The product that My Ally built includes an activity center where users can view the rationale behind the technology’s decisions and actions, such as negotiating with candidates and re-scheduling activities. 
 

The activity center helps dispel the mystery surrounding AI-driven technology, providing an element of transparency and control and driving better adoption and trust with users. If the product you’re interested in includes a similar feature, be sure to highlight this for decision-makers.

 

What opportunities does conversational AI open up for recruiters? 
 


Chiefly, conversational AI opens the door for recruiters to improve relationships with candidates. 
 

When recruiters are limited in terms of time and bandwidth to only take part in transactional conversations with candidates, the result is a very superficial relationship. On the other hand, when recruiters can invest time in mentoring and guiding candidates – serving as a talent advisor – long-lasting relationships can grow. 

 

What are your predictions for AI technologies in the future? 

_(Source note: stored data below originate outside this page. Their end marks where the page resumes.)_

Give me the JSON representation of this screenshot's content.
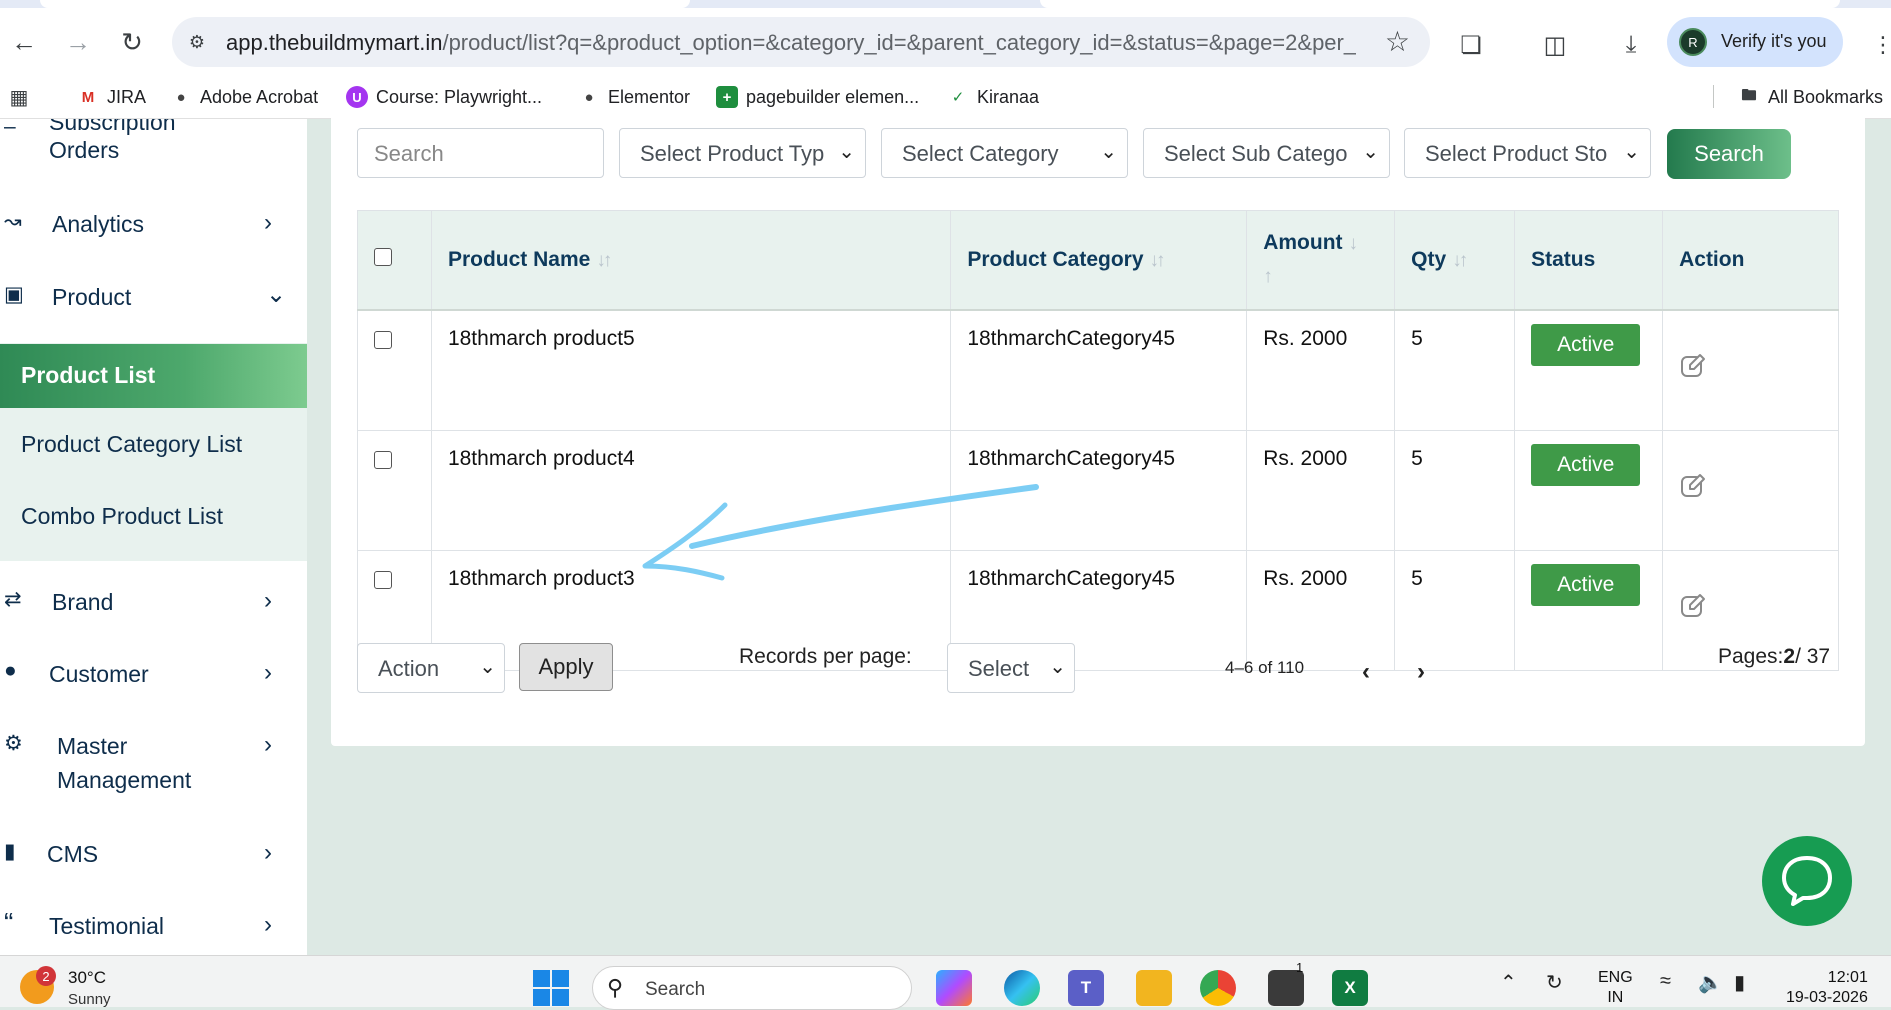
{
  "browser": {
    "url_host": "app.thebuildmymart.in",
    "url_path": "/product/list?q=&product_option=&category_id=&parent_category_id=&status=&page=2&per_...",
    "verify_label": "Verify it's you",
    "avatar_letter": "R",
    "bookmarks": [
      {
        "label": "JIRA",
        "icon": "gmail-icon"
      },
      {
        "label": "Adobe Acrobat",
        "icon": "globe-icon"
      },
      {
        "label": "Course: Playwright...",
        "icon": "udemy-icon"
      },
      {
        "label": "Elementor",
        "icon": "globe-icon"
      },
      {
        "label": "pagebuilder elemen...",
        "icon": "sheets-icon"
      },
      {
        "label": "Kiranaa",
        "icon": "check-circle-icon"
      }
    ],
    "all_bookmarks_label": "All Bookmarks"
  },
  "sidebar": {
    "subscription_orders": "Subscription Orders",
    "subscription_line1": "Subscription",
    "subscription_line2": "Orders",
    "items": [
      {
        "label": "Analytics",
        "icon": "chart-line-icon"
      },
      {
        "label": "Product",
        "icon": "archive-box-icon"
      },
      {
        "label": "Brand",
        "icon": "shuffle-icon"
      },
      {
        "label": "Customer",
        "icon": "user-icon"
      },
      {
        "label": "Master",
        "label2": "Management",
        "icon": "user-cog-icon"
      },
      {
        "label": "CMS",
        "icon": "document-icon"
      },
      {
        "label": "Testimonial",
        "icon": "quote-icon"
      }
    ],
    "product_submenu": [
      "Product List",
      "Product Category List",
      "Combo Product List"
    ],
    "active_submenu": "Product List"
  },
  "filters": {
    "search_placeholder": "Search",
    "product_type": "Select Product Typ",
    "category": "Select Category",
    "sub_category": "Select Sub Catego",
    "product_status": "Select Product Sto",
    "search_button": "Search"
  },
  "table": {
    "headers": {
      "product_name": "Product Name",
      "product_category": "Product Category",
      "amount": "Amount",
      "qty": "Qty",
      "status": "Status",
      "action": "Action"
    },
    "rows": [
      {
        "name": "18thmarch product5",
        "category": "18thmarchCategory45",
        "amount": "Rs. 2000",
        "qty": "5",
        "status": "Active"
      },
      {
        "name": "18thmarch product4",
        "category": "18thmarchCategory45",
        "amount": "Rs. 2000",
        "qty": "5",
        "status": "Active"
      },
      {
        "name": "18thmarch product3",
        "category": "18thmarchCategory45",
        "amount": "Rs. 2000",
        "qty": "5",
        "status": "Active"
      }
    ]
  },
  "footer": {
    "bulk_action": "Action",
    "apply_button": "Apply",
    "records_per_page_label": "Records per page:",
    "records_per_page_value": "Select",
    "range": "4–6 of 110",
    "pages_prefix": "Pages:",
    "current_page": "2",
    "total_pages": "/ 37"
  },
  "taskbar": {
    "weather_temp": "30°C",
    "weather_condition": "Sunny",
    "notification_count": "2",
    "search_placeholder": "Search",
    "lang_line1": "ENG",
    "lang_line2": "IN",
    "time": "12:01",
    "date": "19-03-2026",
    "store_badge": "1"
  },
  "colors": {
    "brand_green": "#3f9a48",
    "sidebar_text": "#0e2d4b",
    "header_bg": "#e8f2ee",
    "annotation_arrow": "#7ccdf4"
  }
}
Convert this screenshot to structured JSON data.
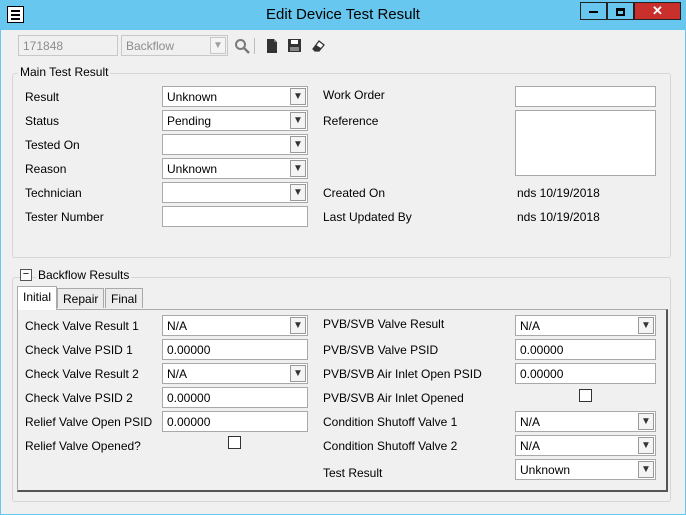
{
  "window": {
    "title": "Edit Device Test Result",
    "close_glyph": "✕"
  },
  "toolbar": {
    "record_id": "171848",
    "device_type": "Backflow",
    "icons": [
      "search-icon",
      "new-document-icon",
      "save-icon",
      "eraser-icon"
    ]
  },
  "main_group": {
    "legend": "Main Test Result",
    "result_label": "Result",
    "result_value": "Unknown",
    "status_label": "Status",
    "status_value": "Pending",
    "tested_on_label": "Tested On",
    "tested_on_value": "",
    "reason_label": "Reason",
    "reason_value": "Unknown",
    "technician_label": "Technician",
    "technician_value": "",
    "tester_number_label": "Tester Number",
    "tester_number_value": "",
    "work_order_label": "Work Order",
    "work_order_value": "",
    "reference_label": "Reference",
    "reference_value": "",
    "created_on_label": "Created On",
    "created_on_value": "nds 10/19/2018",
    "last_updated_label": "Last Updated By",
    "last_updated_value": "nds 10/19/2018"
  },
  "backflow_group": {
    "legend": "Backflow Results",
    "collapse_glyph": "−",
    "tabs": [
      {
        "label": "Initial",
        "active": true
      },
      {
        "label": "Repair",
        "active": false
      },
      {
        "label": "Final",
        "active": false
      }
    ],
    "left": {
      "cv_result1_label": "Check Valve Result 1",
      "cv_result1_value": "N/A",
      "cv_psid1_label": "Check Valve PSID 1",
      "cv_psid1_value": "0.00000",
      "cv_result2_label": "Check Valve Result 2",
      "cv_result2_value": "N/A",
      "cv_psid2_label": "Check Valve PSID 2",
      "cv_psid2_value": "0.00000",
      "rv_open_psid_label": "Relief Valve Open PSID",
      "rv_open_psid_value": "0.00000",
      "rv_opened_label": "Relief Valve Opened?",
      "rv_opened_checked": false
    },
    "right": {
      "pvb_result_label": "PVB/SVB Valve Result",
      "pvb_result_value": "N/A",
      "pvb_psid_label": "PVB/SVB Valve PSID",
      "pvb_psid_value": "0.00000",
      "pvb_air_psid_label": "PVB/SVB Air Inlet Open PSID",
      "pvb_air_psid_value": "0.00000",
      "pvb_air_opened_label": "PVB/SVB Air Inlet Opened",
      "pvb_air_opened_checked": false,
      "shutoff1_label": "Condition Shutoff Valve 1",
      "shutoff1_value": "N/A",
      "shutoff2_label": "Condition Shutoff Valve 2",
      "shutoff2_value": "N/A",
      "test_result_label": "Test Result",
      "test_result_value": "Unknown"
    }
  }
}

“[The tools] are reaching human-level accuracy in tasks like machine translation, temporal expression recognition, normalization, and so on,” Yenireddy said. 
 

Conversational AI-driven tools will increase accuracy and expand conversational capabilities. For example, humans understand a sentence that includes a double negative, but this can be confusing for machines. 
 

With the advances that Yenireddy sees, conversational AI tools are getting better and better at predicting what humans are saying. 

 

What aspects of recruiting can conversational AI never replace?
 


Unlike machines, humans are capable of creativity, emotions, and ingenuity. It’s difficult to replicate these things with AI because they require real-life experience and understanding. AI is only as good as the data set it’s trained on, and these human characteristics are very hard to incorporate in the training of an AI system.
 

“It [conversational AI] should enable us to become better humans,” Yenireddy said. “At the end of the day, every technology should serve that purpose. As we build more and more conversational AI into our Phenom suite of products, that is the core principle we will be using.”